Whenever you come up on an anniversary it makes you a bit reflective… I feel so thankful for this opportunity to be abroad–it has taught me so much! The world is so much bigger of a place than I ever imagined. I am so beyond glad we decided to do this. There are just some things and perspectives I don’t think you can learn without living out of your comfort zone. And honestly Hong Kong is pretty comfortable (although it is pretty hot out there right now!) and probably one of the “lighter” expat experiences one could have.
A few lessons learned:
- Americans, no matter whether they’re rich or poor, are in the lucky sperm club. Our quality of life and the availability of opportunities in the U.S. is unbelievable. I am now so thankful, despite all of her shortcomings, that I was born in the U.S.
- My baseline for “normal” has changed and it will never be the same agian. The big benefit of changing everything about your life… your home, friends, drug store, way of transport… all at once is that you suddenly realize all of the various iterations of how life could be lived that you never even considered or could even conceive of.
And a few pieces of advice to anyone moving somewhere new:
- East of West, Home is Best. It’s important to accept your new home and acknowledge it as such right away. There is such a big tendency to compare how they do it back home with how they do it here. It’s also hard at first to believe that you really do live in this crazy place. We were lucky enough to get to take a lot of our things with us… but even if you can’t take furniture, I would recommend taking whatever makes your home feel homey… your duvet cover, your two favorite knives, a half dozen of your favorite coffee table books. There’s something about seeing the picture your grandmother painted for you hanging on a wall that makes you believe that, yes, you do in fact live here. I can honestly say that when “I’m going home” it means to our apartment in Hong Kong and I felt that way within two months of moving here. Don’t fight it! Accept it.
- Meet your neighbors!! Seriously. I literally wrote a note and left it on my next door neighbor’s mat… and now she is a good friend… had I not taken that first step, we might have missed one another for months. It is so nice to know that if something were to happen you can ring on their door or that you can borrow a cup of sugar. As our good fortune would have it, two of our neighbors are now my best friends here. And, let me tell you, friends of convenience are better friends because you just see them more often.
- Never say ‘no’ to a social invite in the first three months. Yes, you will be tired. Yes, you will have other things to do. Yes, your first five “blind dates” may go terribly, but eventually you’ll meet that one “connector” who you hit it off with. I literally met 75% of my girlfriends through one blind date with one very sweet and hospitable gal.

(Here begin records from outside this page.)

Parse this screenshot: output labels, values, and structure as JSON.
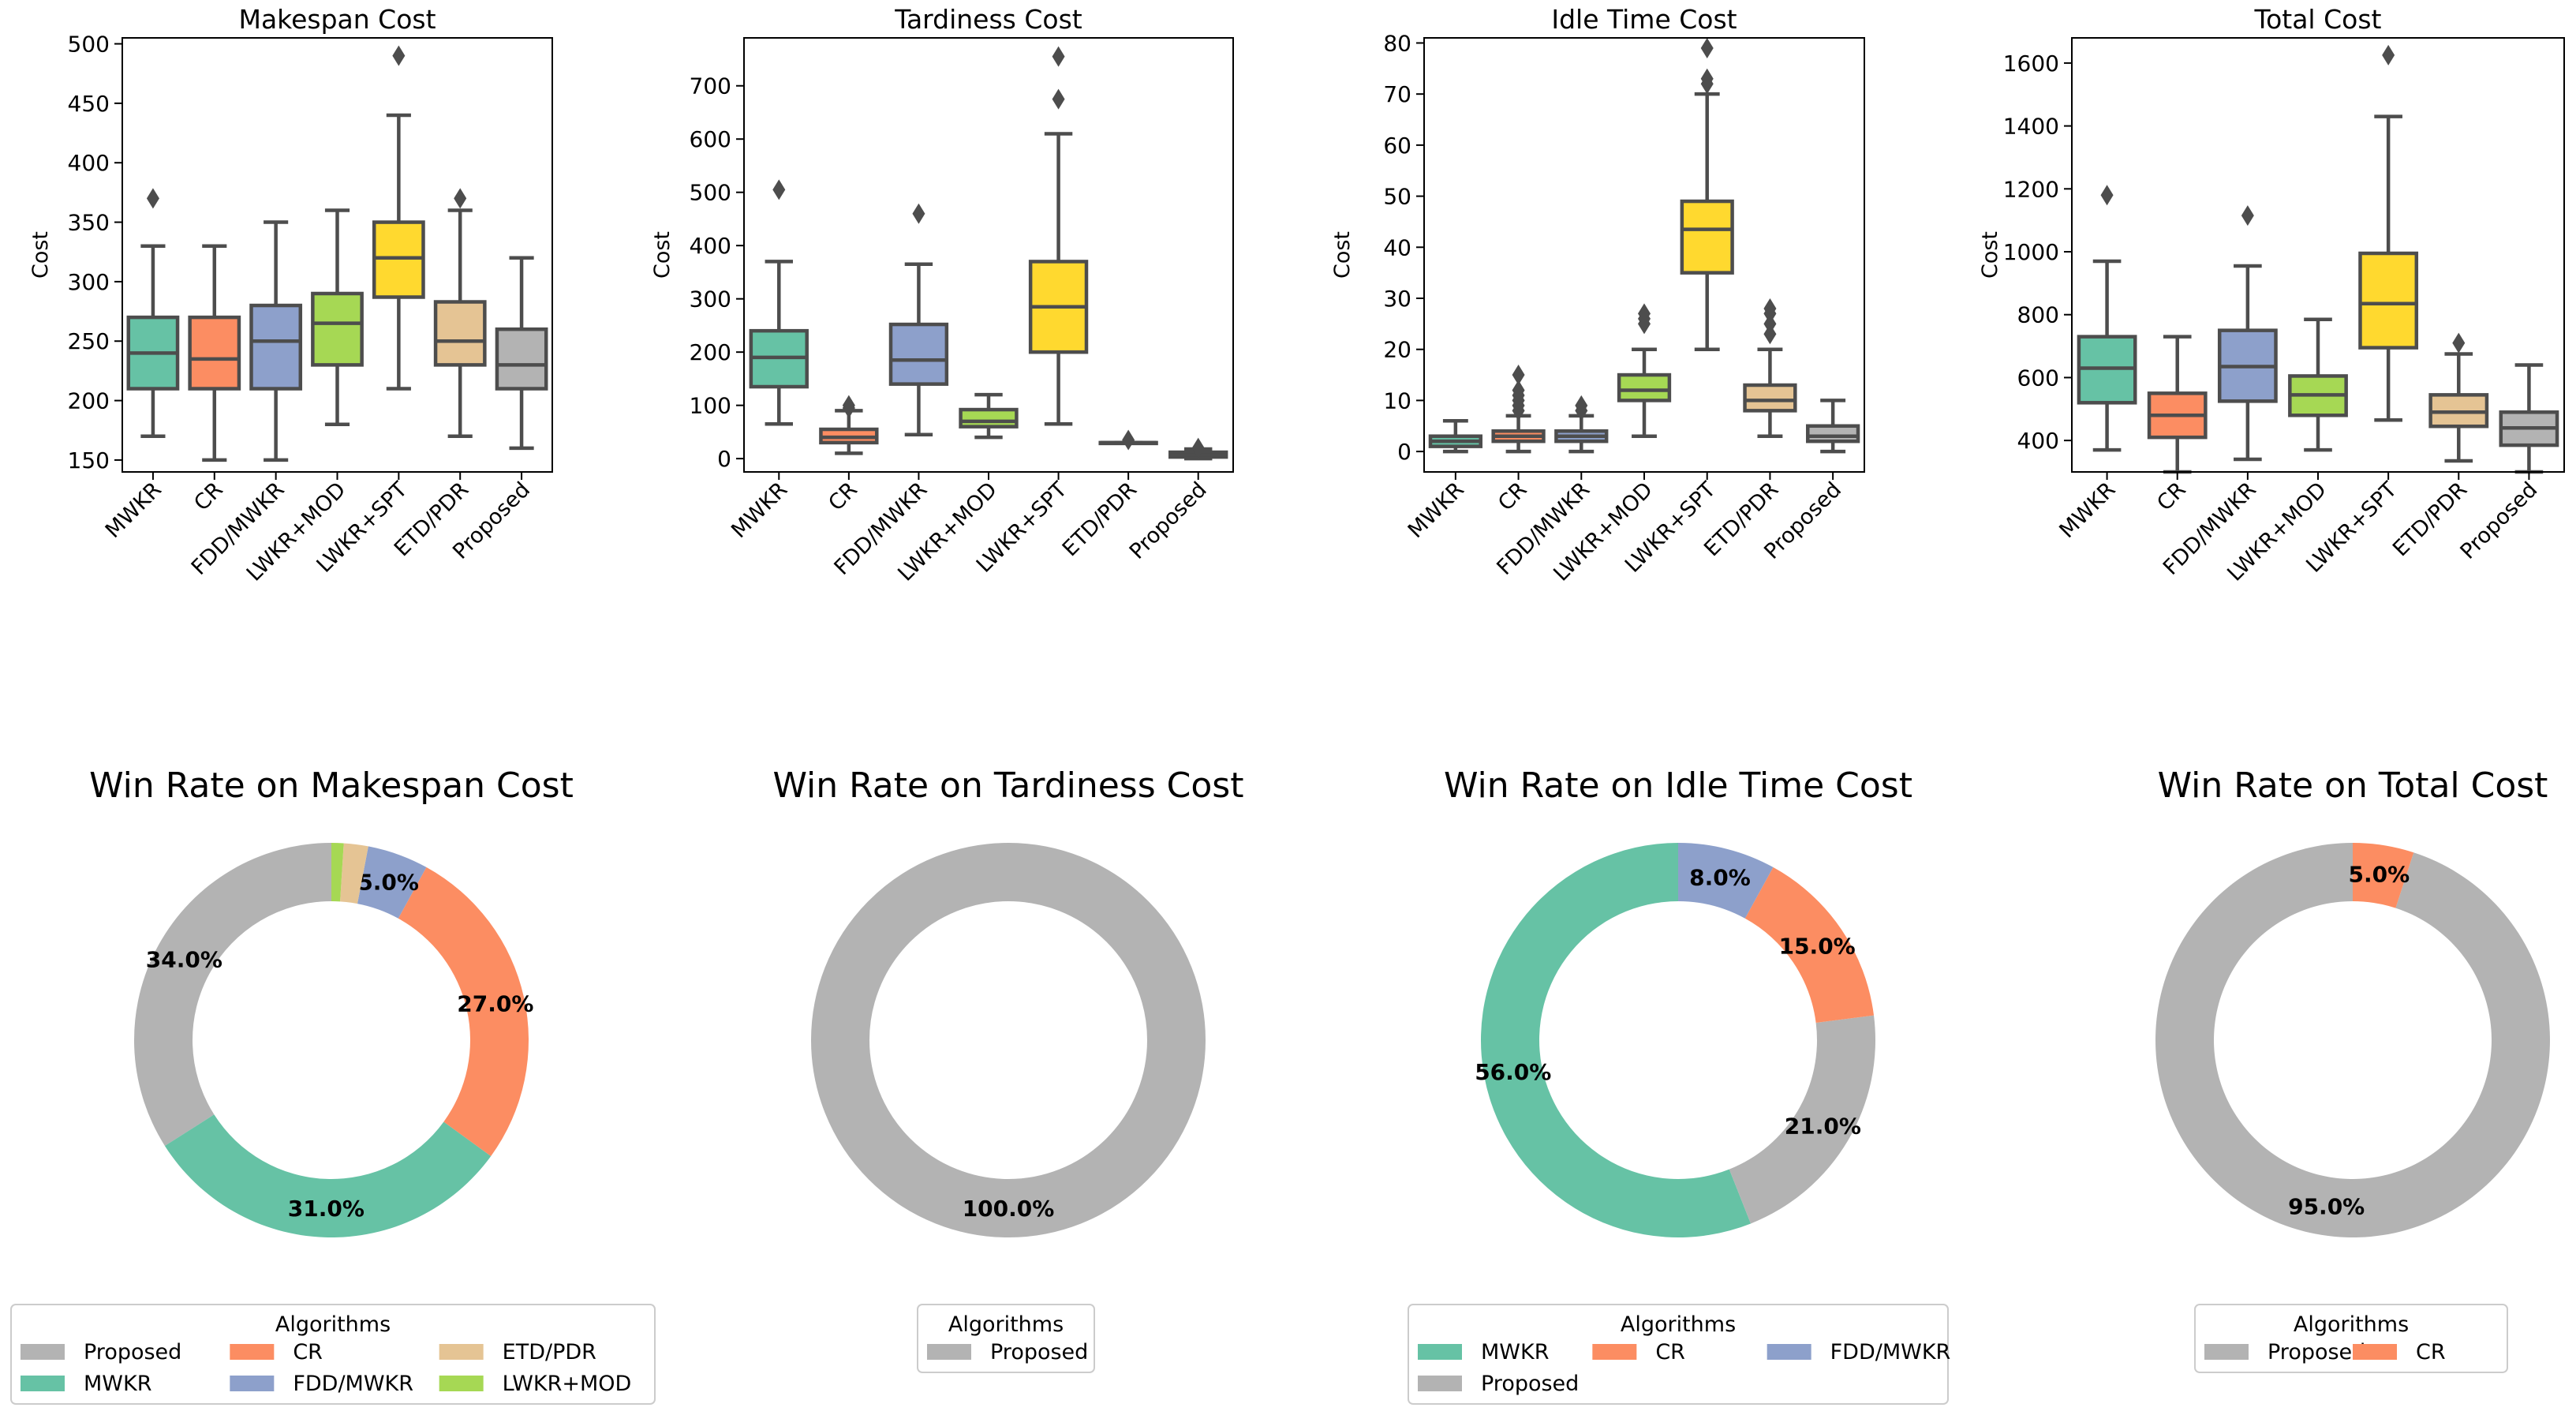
{
  "colors": {
    "MWKR": "#66c2a5",
    "CR": "#fc8d62",
    "FDD/MWKR": "#8da0cb",
    "LWKR+MOD": "#a6d854",
    "LWKR+SPT": "#ffd92f",
    "ETD/PDR": "#e5c494",
    "Proposed": "#b3b3b3"
  },
  "chart_data": [
    {
      "type": "box",
      "title": "Makespan Cost",
      "ylabel": "Cost",
      "ylim": [
        140,
        505
      ],
      "yticks": [
        150,
        200,
        250,
        300,
        350,
        400,
        450,
        500
      ],
      "categories": [
        "MWKR",
        "CR",
        "FDD/MWKR",
        "LWKR+MOD",
        "LWKR+SPT",
        "ETD/PDR",
        "Proposed"
      ],
      "boxes": [
        {
          "whislo": 170,
          "q1": 210,
          "med": 240,
          "q3": 270,
          "whishi": 330,
          "fliers": [
            370
          ]
        },
        {
          "whislo": 150,
          "q1": 210,
          "med": 235,
          "q3": 270,
          "whishi": 330,
          "fliers": []
        },
        {
          "whislo": 150,
          "q1": 210,
          "med": 250,
          "q3": 280,
          "whishi": 350,
          "fliers": []
        },
        {
          "whislo": 180,
          "q1": 230,
          "med": 265,
          "q3": 290,
          "whishi": 360,
          "fliers": []
        },
        {
          "whislo": 210,
          "q1": 287,
          "med": 320,
          "q3": 350,
          "whishi": 440,
          "fliers": [
            490
          ]
        },
        {
          "whislo": 170,
          "q1": 230,
          "med": 250,
          "q3": 283,
          "whishi": 360,
          "fliers": [
            370
          ]
        },
        {
          "whislo": 160,
          "q1": 210,
          "med": 230,
          "q3": 260,
          "whishi": 320,
          "fliers": []
        }
      ]
    },
    {
      "type": "box",
      "title": "Tardiness Cost",
      "ylabel": "Cost",
      "ylim": [
        -25,
        790
      ],
      "yticks": [
        0,
        100,
        200,
        300,
        400,
        500,
        600,
        700
      ],
      "categories": [
        "MWKR",
        "CR",
        "FDD/MWKR",
        "LWKR+MOD",
        "LWKR+SPT",
        "ETD/PDR",
        "Proposed"
      ],
      "boxes": [
        {
          "whislo": 65,
          "q1": 135,
          "med": 190,
          "q3": 240,
          "whishi": 370,
          "fliers": [
            505
          ]
        },
        {
          "whislo": 10,
          "q1": 30,
          "med": 40,
          "q3": 55,
          "whishi": 90,
          "fliers": [
            95,
            100
          ]
        },
        {
          "whislo": 45,
          "q1": 140,
          "med": 185,
          "q3": 252,
          "whishi": 365,
          "fliers": [
            460
          ]
        },
        {
          "whislo": 40,
          "q1": 60,
          "med": 70,
          "q3": 92,
          "whishi": 120,
          "fliers": []
        },
        {
          "whislo": 65,
          "q1": 200,
          "med": 285,
          "q3": 370,
          "whishi": 610,
          "fliers": [
            675,
            755
          ]
        },
        {
          "whislo": 30,
          "q1": 30,
          "med": 30,
          "q3": 30,
          "whishi": 30,
          "fliers": [
            35
          ]
        },
        {
          "whislo": 0,
          "q1": 3,
          "med": 7,
          "q3": 12,
          "whishi": 18,
          "fliers": [
            20
          ]
        }
      ]
    },
    {
      "type": "box",
      "title": "Idle Time Cost",
      "ylabel": "Cost",
      "ylim": [
        -4,
        81
      ],
      "yticks": [
        0,
        10,
        20,
        30,
        40,
        50,
        60,
        70,
        80
      ],
      "categories": [
        "MWKR",
        "CR",
        "FDD/MWKR",
        "LWKR+MOD",
        "LWKR+SPT",
        "ETD/PDR",
        "Proposed"
      ],
      "boxes": [
        {
          "whislo": 0,
          "q1": 1,
          "med": 2,
          "q3": 3,
          "whishi": 6,
          "fliers": []
        },
        {
          "whislo": 0,
          "q1": 2,
          "med": 3,
          "q3": 4,
          "whishi": 7,
          "fliers": [
            8,
            9,
            10,
            11,
            12,
            15
          ]
        },
        {
          "whislo": 0,
          "q1": 2,
          "med": 3,
          "q3": 4,
          "whishi": 7,
          "fliers": [
            8,
            9
          ]
        },
        {
          "whislo": 3,
          "q1": 10,
          "med": 12,
          "q3": 15,
          "whishi": 20,
          "fliers": [
            25,
            26,
            27
          ]
        },
        {
          "whislo": 20,
          "q1": 35,
          "med": 43.5,
          "q3": 49,
          "whishi": 70,
          "fliers": [
            72,
            73,
            79
          ]
        },
        {
          "whislo": 3,
          "q1": 8,
          "med": 10,
          "q3": 13,
          "whishi": 20,
          "fliers": [
            23,
            25,
            27,
            28
          ]
        },
        {
          "whislo": 0,
          "q1": 2,
          "med": 3,
          "q3": 5,
          "whishi": 10,
          "fliers": []
        }
      ]
    },
    {
      "type": "box",
      "title": "Total Cost",
      "ylabel": "Cost",
      "ylim": [
        300,
        1680
      ],
      "yticks": [
        400,
        600,
        800,
        1000,
        1200,
        1400,
        1600
      ],
      "categories": [
        "MWKR",
        "CR",
        "FDD/MWKR",
        "LWKR+MOD",
        "LWKR+SPT",
        "ETD/PDR",
        "Proposed"
      ],
      "boxes": [
        {
          "whislo": 370,
          "q1": 520,
          "med": 630,
          "q3": 730,
          "whishi": 970,
          "fliers": [
            1180
          ]
        },
        {
          "whislo": 300,
          "q1": 410,
          "med": 480,
          "q3": 550,
          "whishi": 730,
          "fliers": []
        },
        {
          "whislo": 340,
          "q1": 525,
          "med": 635,
          "q3": 750,
          "whishi": 955,
          "fliers": [
            1115
          ]
        },
        {
          "whislo": 370,
          "q1": 480,
          "med": 545,
          "q3": 605,
          "whishi": 785,
          "fliers": []
        },
        {
          "whislo": 465,
          "q1": 695,
          "med": 835,
          "q3": 995,
          "whishi": 1430,
          "fliers": [
            1625
          ]
        },
        {
          "whislo": 335,
          "q1": 445,
          "med": 490,
          "q3": 545,
          "whishi": 675,
          "fliers": [
            710
          ]
        },
        {
          "whislo": 300,
          "q1": 385,
          "med": 440,
          "q3": 490,
          "whishi": 640,
          "fliers": []
        }
      ]
    },
    {
      "type": "pie",
      "title": "Win Rate on Makespan Cost",
      "slices": [
        {
          "label": "Proposed",
          "value": 34.0,
          "pct_label": "34.0%"
        },
        {
          "label": "MWKR",
          "value": 31.0,
          "pct_label": "31.0%"
        },
        {
          "label": "CR",
          "value": 27.0,
          "pct_label": "27.0%"
        },
        {
          "label": "FDD/MWKR",
          "value": 5.0,
          "pct_label": "5.0%"
        },
        {
          "label": "ETD/PDR",
          "value": 2.0,
          "pct_label": ""
        },
        {
          "label": "LWKR+MOD",
          "value": 1.0,
          "pct_label": ""
        }
      ],
      "legend_title": "Algorithms",
      "legend_columns": 3,
      "legend_items": [
        "Proposed",
        "CR",
        "ETD/PDR",
        "MWKR",
        "FDD/MWKR",
        "LWKR+MOD"
      ]
    },
    {
      "type": "pie",
      "title": "Win Rate on Tardiness Cost",
      "slices": [
        {
          "label": "Proposed",
          "value": 100.0,
          "pct_label": "100.0%"
        }
      ],
      "legend_title": "Algorithms",
      "legend_columns": 1,
      "legend_items": [
        "Proposed"
      ]
    },
    {
      "type": "pie",
      "title": "Win Rate on Idle Time Cost",
      "slices": [
        {
          "label": "MWKR",
          "value": 56.0,
          "pct_label": "56.0%"
        },
        {
          "label": "Proposed",
          "value": 21.0,
          "pct_label": "21.0%"
        },
        {
          "label": "CR",
          "value": 15.0,
          "pct_label": "15.0%"
        },
        {
          "label": "FDD/MWKR",
          "value": 8.0,
          "pct_label": "8.0%"
        }
      ],
      "legend_title": "Algorithms",
      "legend_columns": 3,
      "legend_items": [
        "MWKR",
        "CR",
        "FDD/MWKR",
        "Proposed"
      ]
    },
    {
      "type": "pie",
      "title": "Win Rate on Total Cost",
      "slices": [
        {
          "label": "Proposed",
          "value": 95.0,
          "pct_label": "95.0%"
        },
        {
          "label": "CR",
          "value": 5.0,
          "pct_label": "5.0%"
        }
      ],
      "legend_title": "Algorithms",
      "legend_columns": 2,
      "legend_items": [
        "Proposed",
        "CR"
      ]
    }
  ]
}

- Don’t be afraid to be-friend people outside of your demographic. Back in San Francisco, we pretty much only hung out with people just like us. But here in Hong Kong, I have friends of all ages… one of my friends is a native Hong Konger in her sixties named Elaine. There will come a day when you do get homesick and one of the things you will miss is family, which means grandparents and little cousins running around. And if you’ve cultivated relationships with a diverse group of people you’ll know where to go when you miss things like someone telling you what to do!
- Do something to be a part of the local community. This is obvious and a little cheesy, but it can be really hard to succumb to the expat bubble! I take cooking classes quite regularly with a bunch of local ladies. The bake sale I helped put on for Japan was certainly a tem effort. Studying Mandarin has definitely given me insight into the Chinese culture. I honestly could do a better job at this one… that’s what year two is for I suppose.
- Share your traditions. While you’ll spend most of your time learning about and absorbing new traditions, don’t be afraid to share your traditions with others! It will also help with the homesickness and make the cultural exchange go both directions. Thanksgiving and the Fourth of July are honestly so much more fun abroad for example. And we loved sharing St. Paddy’s day with our friends.
One thing is for sure, I never tire of Hong Kong’s skyline. I truly think it’s the best in the world!